Iseng-iseng, saya mencari tahu keberadaan saya. Untunglah,
mobil dalam keadaan pelan sehingga saya bisa membaca paling tidak ada tempat
berpalang alamatnya. Betapa kagetnya saat saya membaca ada sebuah sekolah
bernama SDN Tegalharjo. Bukan nama Sdnya yang membuat saya kaget bercampur
ingin tertawa, tapi nama Kecamatan tempat SD tersebut. Kecamatan Glenmore namanya.
Hahh, Glenmore? Kok kalau diucapkan agak aneh ya. Tak seperti nama
Kecamatan-Kecamatan sebelumnya yang saya lalui terlihat seperti nama Kecamatan
pada umumnya. Sebut saja Purwodadi (Pasuruan), Ranuyoso (Lumajang), Bangsalsari
dan Silo (Jember). Lha ini Glenmore? Kalau diucapkan kok ya gimana gitu.
Ternyata, setelah saya googling karena penasaran, nama
Glenmore ini diambil dari nama keluarga Skotlandia yang pernah menguasai perkebunan di daerah tersebut. Berikut ini cerita mengenai asal-usul nama Glenmore tang saya
kutip dari situs majalahjelajah.com.
Sebagian besar orang meyakini Glenmore merupakan gabungan
dari dua kosa kata yakni “Glen” dan “More”. Kata Glen untuk
menggambarkan daerah berhawa sejuk yang memiliki hamparan lahan berkontur.
Sedangkan More untuk menunjukkan daerah ini memiliki hamparan
berkontur yang lebih banyak dibandingkan dengan daerah di sekitarnya. Gabungan
dua kata itu kemudian disatukan menjadi Glenmore. Konon, gabungan dua kosakata
ini banyak digunakan oleh warga Belanda yang menghuni daerah ini sejak abad
ke-18. Tapi, dugaan ini sulit dicari pembenarannya karena tidak ada bukti yang
kuat.
Versi lain menyebutkan nama Glenmore tidak lepas dari Ros
Taylor, bangsawan Skotlandia yang membeli lahan perkebunan di daerah ini. Izin
pembukaan lahan ini ditandatangani oleh Gubernur Jenderal Belanda pada 24
Februari 1909 dan diumumkan di Javasche Courant tanggal 30
Maret 1909. Javasche Courant merupakan lembar penyebaran informasi
tentang perundangan yang menjadi cikal bakal Berita Negara yang kita kenal
sekarang. Berita Negara pertama kali dipakai pada tahun 1810 dengan nama Bataviasche
Koloniale Courant yang kemudian berubah menjadi Javasche
Courant pada tahun 1815.
Lahan perkebunan seluas 163.800 hektar itu baru resmi dibuka
pada tahun 1910. Kepemilikan perkebunan ini sempat berpindah tangan ke
penugsaha Liem Tek Hie setelah Perang Dunia II. Tapi, setelah pergolakan
politik pertengahan tahun 1960-an, perkebunan ini jatuh ke tangan petani
penggarap tahun 1969. Kepemilikan perkebunan ini terus beralih hingga
perusahaan perkebunan Margosuko Group masuk pada tahun 1980 hingga sekarang.

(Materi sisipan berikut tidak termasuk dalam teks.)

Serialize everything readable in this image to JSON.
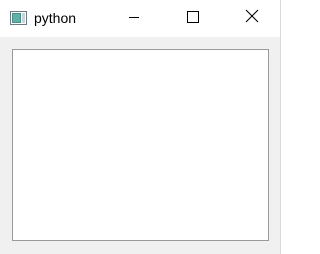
{
  "window": {
    "title": "python",
    "icon": "tk-window-icon",
    "controls": {
      "minimize_icon": "minimize-icon",
      "maximize_icon": "maximize-icon",
      "close_icon": "close-icon"
    }
  },
  "content": {
    "text_value": ""
  },
  "colors": {
    "titlebar": "#ffffff",
    "client_background": "#f0f0f0",
    "text_area_background": "#ffffff",
    "text_area_border": "#9a9a9a"
  }
}
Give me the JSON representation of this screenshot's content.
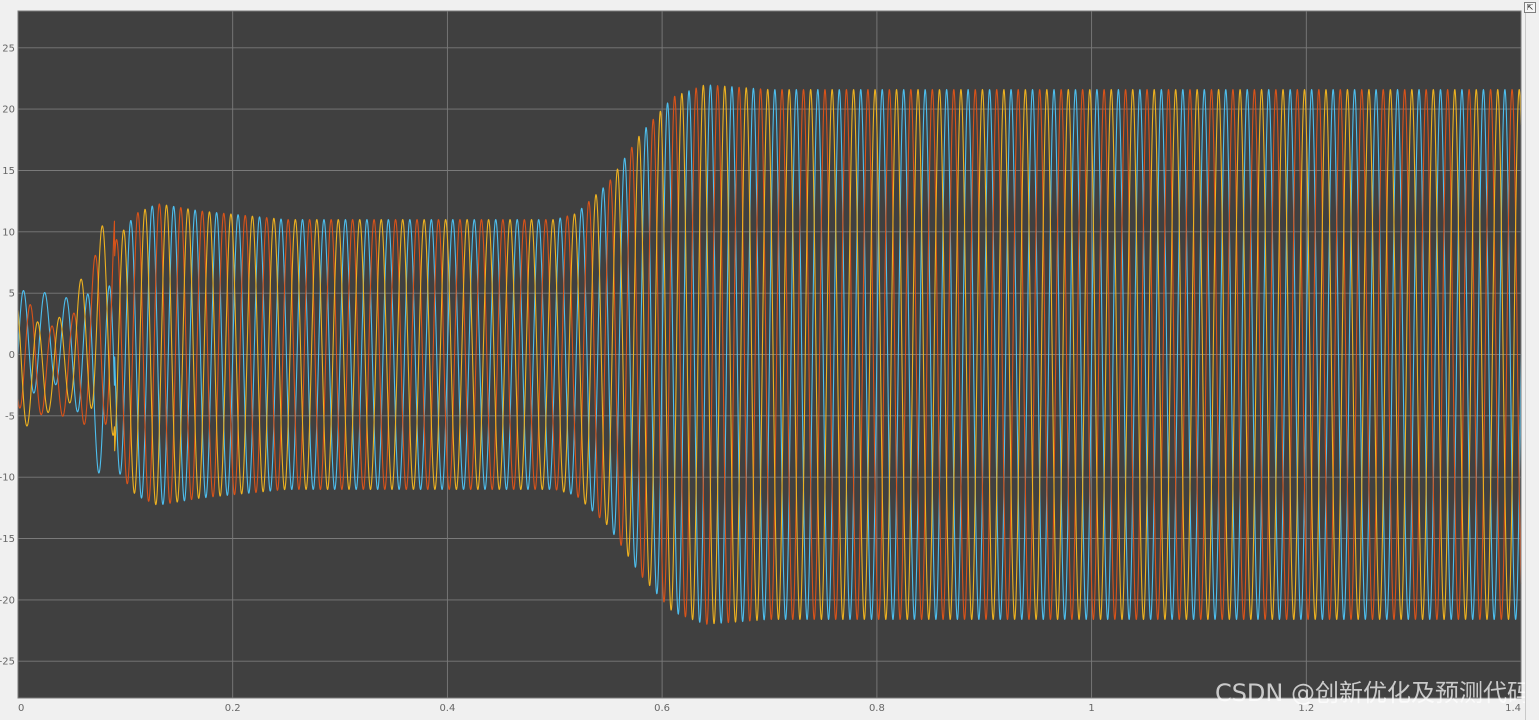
{
  "window": {
    "undock_button_icon": "undock-icon",
    "undock_button_glyph": "⇱"
  },
  "watermark": {
    "text": "CSDN @创新优化及预测代码"
  },
  "chart_data": {
    "type": "line",
    "title": "",
    "xlabel": "",
    "ylabel": "",
    "xlim": [
      0,
      1.4
    ],
    "ylim": [
      -28,
      28
    ],
    "grid": true,
    "legend": "none",
    "background": "#404040",
    "grid_color": "#7a7a7a",
    "x_ticks": [
      0,
      0.2,
      0.4,
      0.6,
      0.8,
      1,
      1.2,
      1.4
    ],
    "x_tick_labels": [
      "0",
      "0.2",
      "0.4",
      "0.6",
      "0.8",
      "1",
      "1.2",
      "1.4"
    ],
    "y_ticks": [
      -25,
      -20,
      -15,
      -10,
      -5,
      0,
      5,
      10,
      15,
      20,
      25
    ],
    "y_tick_labels": [
      "-25",
      "-20",
      "-15",
      "-10",
      "-5",
      "0",
      "5",
      "10",
      "15",
      "20",
      "25"
    ],
    "signal_frequency_hz": 50,
    "series": [
      {
        "color": "#4dbeee",
        "phase_deg": 0
      },
      {
        "color": "#d95319",
        "phase_deg": -120
      },
      {
        "color": "#edb120",
        "phase_deg": 120
      }
    ],
    "amplitude_envelope": {
      "x": [
        0,
        0.03,
        0.05,
        0.08,
        0.11,
        0.13,
        0.17,
        0.25,
        0.5,
        0.52,
        0.55,
        0.58,
        0.61,
        0.64,
        0.7,
        1.4
      ],
      "amplitude": [
        5,
        3.5,
        4,
        8,
        11.5,
        12.3,
        11.7,
        11,
        11,
        11.5,
        14,
        18,
        21,
        22,
        21.6,
        21.6
      ]
    }
  }
}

Menurut versi ini, Ros Taylor sangat dihormati oleh penduduk
lokal maupun warga Belanda karena kekayaan dan status sosialnya. Sebagai
penghormatan kepada bangsawan Skotlandia ini Belanda menamai perkebunan yang
telah dibeli dengan nama Glenmore. Kata Glen untuk menggambarkan lahan
perkebunan yang berkontur dan sangat luas. Sedangkan More merupakan marga
keluarga besar Taylor. Jadi, Glenmore merupakan lahan berkontur yang luas milik
keluarga More.
Salah satu bukti untuk memperkuat asumsi ini adalah adanya
perkebunan Glen Falloch dan Glen Nevis di Kecamatan Glenmore. Tapi, Nama Falloch
dan Nevis tidak sampai menjadi nama suatu daerah karena status kebangsawanan
dan luas lahan yang dimiliki tidak seperti milik Ros Taylor. Penggunaan nama
pemilik untuk nama perkebunan ini juga terjadi pada Perkebunan Trebasala di
Kecamatan Glenmore. Trebasala merupakan penyebutan terbalik untuk alas
(lahan/hutan) milik Tuan Albert. Tapi, asumsi ini juga diragukan karena di
Skotlandia tidak ada marga More.
Meski Ros Taylor tidak memiliki marga More, dia diduga kuat
berperan dalam menemukan kata Glenmore untuk perkebunan ini. Kata Glenmore bisa
dilacak dari Bahasa Gaelic sebagai bahasa asli Skotlandia tempat Ros Taylor
berasal. Dalam Bahasa Gaelic, Glenmore berarti “big glen” yakni
daerah dengan kontur perbukitan yang menghampar sangat luas. Istilah Glenmore
biasa digunakan orang Skotlandia untuk menyebut hal-hal yang berhubungan dengan
daerah berkontur perbukitan atau hal yang berhubungan dengan lahan perbukitan.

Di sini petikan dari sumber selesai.